Waterfall Countertop Island
Got a busy household? Want a durable surface? This kitchen has minimal modern styling with a waterfall edge countertop. Waterfall countertops means you take your countertop material and stretch it across the top and it seamlessly waterfalls down and goes from a horizontal to a vertical. It has a crisp mitered edge that requires a great fabricator and installer to make sure it is laser precise. Look how lovely this thick waterfall edge looks, especially when we have the accent of natural wood recessed underneath it.
When you're designing your island you have to think about how and where it's going to be seen, and not necessarily just from a standing perspective. What if you have adjacent seating? If you're seated down low, you'll be staring at the underside of the island, so in this case, the underside or the backside of the counter matters. Make sure you choose your materials correctly so that it will always look interesting!
32. Install a waterfall countertop for streamlined and modern styling.
33. Make sure the underside of your counter looks good from any angle.
Built-in Table Island
Not all islands are long and narrow, like in this condo kitchen that presented its own space constraints. This island is a combination of an almost square prep surface and attached directly to it, is a sunken built-in table for four that is also almost square. If you want to skip the bar or counter stools and prefer to sit more comfortably in a dining chair, this built-in table island design is a great option for you.
34. A built-in table for 4 offers a comfortable dining experience.

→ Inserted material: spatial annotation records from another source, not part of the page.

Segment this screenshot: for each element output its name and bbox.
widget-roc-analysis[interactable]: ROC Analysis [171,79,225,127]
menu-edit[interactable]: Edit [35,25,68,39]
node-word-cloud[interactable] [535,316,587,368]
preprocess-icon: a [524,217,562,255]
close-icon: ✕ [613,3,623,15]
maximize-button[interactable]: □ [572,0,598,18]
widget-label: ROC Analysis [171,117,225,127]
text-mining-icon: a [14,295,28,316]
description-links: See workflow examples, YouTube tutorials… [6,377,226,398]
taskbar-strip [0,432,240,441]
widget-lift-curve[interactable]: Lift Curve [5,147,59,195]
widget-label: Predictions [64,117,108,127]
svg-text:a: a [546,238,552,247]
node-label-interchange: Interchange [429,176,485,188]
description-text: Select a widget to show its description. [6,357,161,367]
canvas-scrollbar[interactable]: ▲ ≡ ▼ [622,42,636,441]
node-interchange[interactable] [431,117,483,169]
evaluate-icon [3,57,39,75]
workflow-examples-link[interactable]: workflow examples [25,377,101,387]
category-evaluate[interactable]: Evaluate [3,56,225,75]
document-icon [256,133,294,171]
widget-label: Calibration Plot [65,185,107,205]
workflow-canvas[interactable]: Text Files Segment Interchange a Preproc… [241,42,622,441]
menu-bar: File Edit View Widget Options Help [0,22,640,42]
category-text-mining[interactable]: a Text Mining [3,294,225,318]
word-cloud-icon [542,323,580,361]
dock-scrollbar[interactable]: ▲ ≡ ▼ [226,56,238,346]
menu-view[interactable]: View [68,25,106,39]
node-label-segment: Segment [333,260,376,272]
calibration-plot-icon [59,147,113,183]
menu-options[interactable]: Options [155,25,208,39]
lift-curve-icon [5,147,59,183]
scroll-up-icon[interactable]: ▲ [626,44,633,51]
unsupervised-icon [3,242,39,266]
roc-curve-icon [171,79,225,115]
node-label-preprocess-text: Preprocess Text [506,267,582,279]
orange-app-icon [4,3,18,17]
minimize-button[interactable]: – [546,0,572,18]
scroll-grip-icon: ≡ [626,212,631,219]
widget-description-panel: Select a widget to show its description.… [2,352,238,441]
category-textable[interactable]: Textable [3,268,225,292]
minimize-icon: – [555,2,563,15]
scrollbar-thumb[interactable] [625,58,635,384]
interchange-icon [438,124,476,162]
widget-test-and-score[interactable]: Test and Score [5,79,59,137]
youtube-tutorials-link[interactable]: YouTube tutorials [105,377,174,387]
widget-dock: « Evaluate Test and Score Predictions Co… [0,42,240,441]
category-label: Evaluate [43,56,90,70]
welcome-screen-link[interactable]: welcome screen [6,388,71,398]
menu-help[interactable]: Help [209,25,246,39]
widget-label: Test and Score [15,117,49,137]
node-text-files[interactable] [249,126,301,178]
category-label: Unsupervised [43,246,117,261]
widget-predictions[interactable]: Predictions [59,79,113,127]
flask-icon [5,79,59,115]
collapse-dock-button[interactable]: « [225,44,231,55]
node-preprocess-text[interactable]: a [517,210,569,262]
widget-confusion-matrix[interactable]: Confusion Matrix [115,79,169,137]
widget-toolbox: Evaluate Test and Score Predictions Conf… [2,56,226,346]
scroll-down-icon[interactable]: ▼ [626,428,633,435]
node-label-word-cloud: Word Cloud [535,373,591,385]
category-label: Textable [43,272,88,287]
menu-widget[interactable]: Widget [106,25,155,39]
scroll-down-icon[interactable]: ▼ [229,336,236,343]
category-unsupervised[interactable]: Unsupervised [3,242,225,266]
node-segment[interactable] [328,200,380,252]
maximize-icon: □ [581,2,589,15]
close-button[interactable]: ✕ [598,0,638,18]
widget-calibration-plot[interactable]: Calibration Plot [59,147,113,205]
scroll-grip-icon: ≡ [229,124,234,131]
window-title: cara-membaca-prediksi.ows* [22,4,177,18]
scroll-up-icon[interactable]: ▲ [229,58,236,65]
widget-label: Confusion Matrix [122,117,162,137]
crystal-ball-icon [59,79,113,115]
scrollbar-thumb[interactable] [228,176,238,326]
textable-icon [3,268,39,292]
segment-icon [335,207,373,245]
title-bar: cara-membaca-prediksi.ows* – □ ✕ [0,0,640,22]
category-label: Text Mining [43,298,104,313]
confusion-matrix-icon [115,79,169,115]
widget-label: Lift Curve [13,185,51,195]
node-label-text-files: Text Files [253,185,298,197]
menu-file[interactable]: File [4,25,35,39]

Contrasting Countertop Island
We've talked a lot about an island being a different colour from the main cabinetry, but what about if you choose to have all the cabinetry the same colour and instead change up the countertop? In this case, we took all white cabinetry and installed white counters on the perimeter and black counters on the island. This look really stands out and creates a crisp contrasting monolith in the middle of the kitchen. If you can't decide between two countertop surfaces, why not use both? By daring greatly, there's no telling what you can achieve. It just may be how you get the kitchen of your dreams!